Limit Elements in the Configuration Algebra for a Cancellative Monoid

Abstract

Associated with the Cayley graph $(\Gamma ,G)$ of a cancellative monoid $\Gamma$ with a finite generating system $G$, we introduce two compact spaces: $\Omega (\Gamma ,G)$ consisting of pre-partition functions and $\Omega (P_{\Gamma ,G})$ consisting of series opposite to the growth function $P_{\Gamma ,G}(t):={\sum }_{n=0}^{\infty }\#{\Gamma }_n\cdot t^n$ (where ${\Gamma }_n$ is the ball of radius $n$ centered at the unit element in the Cayley graph). Under mild assumptions on $(\Gamma ,G)$, we introduce a fibration $\pi :\Omega (\Gamma ,G)\to \Omega (P_{\Gamma ,G})$, which is equivariant with respect to a $(\tilde{\tau },\tau )$-action. The action is transitive if it is of finite order.

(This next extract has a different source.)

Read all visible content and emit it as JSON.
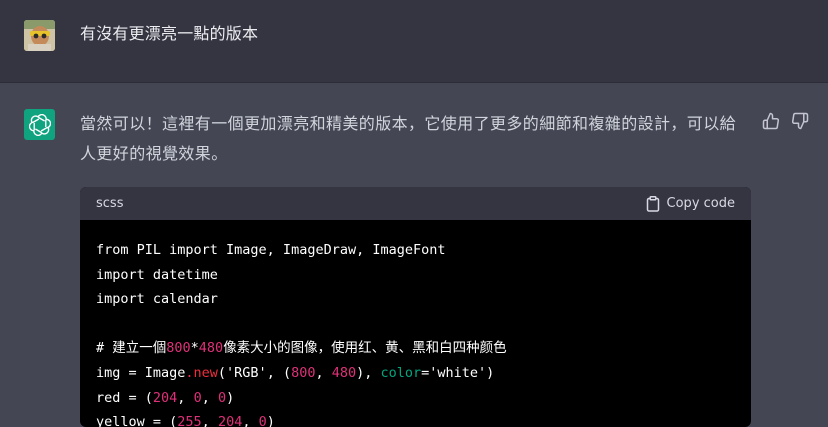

Then we express the finite sum of the pre-partition functions in each fiber of $\pi$ as a linear combination of the ratios of the residues of the two growth functions $P_{\Gamma ,G}(t)$ and $P_{\Gamma ,G}\mathcal{M}(t):={\sum }^{\infty }n=0\mathcal{M}({\Gamma }_n)t^n$ (where $\mathcal{M}({\Gamma }_n)/\#{\Gamma }_n$ is the free energy of the ball ${\Gamma }_n$) at the poles on the circle of their convergence radius.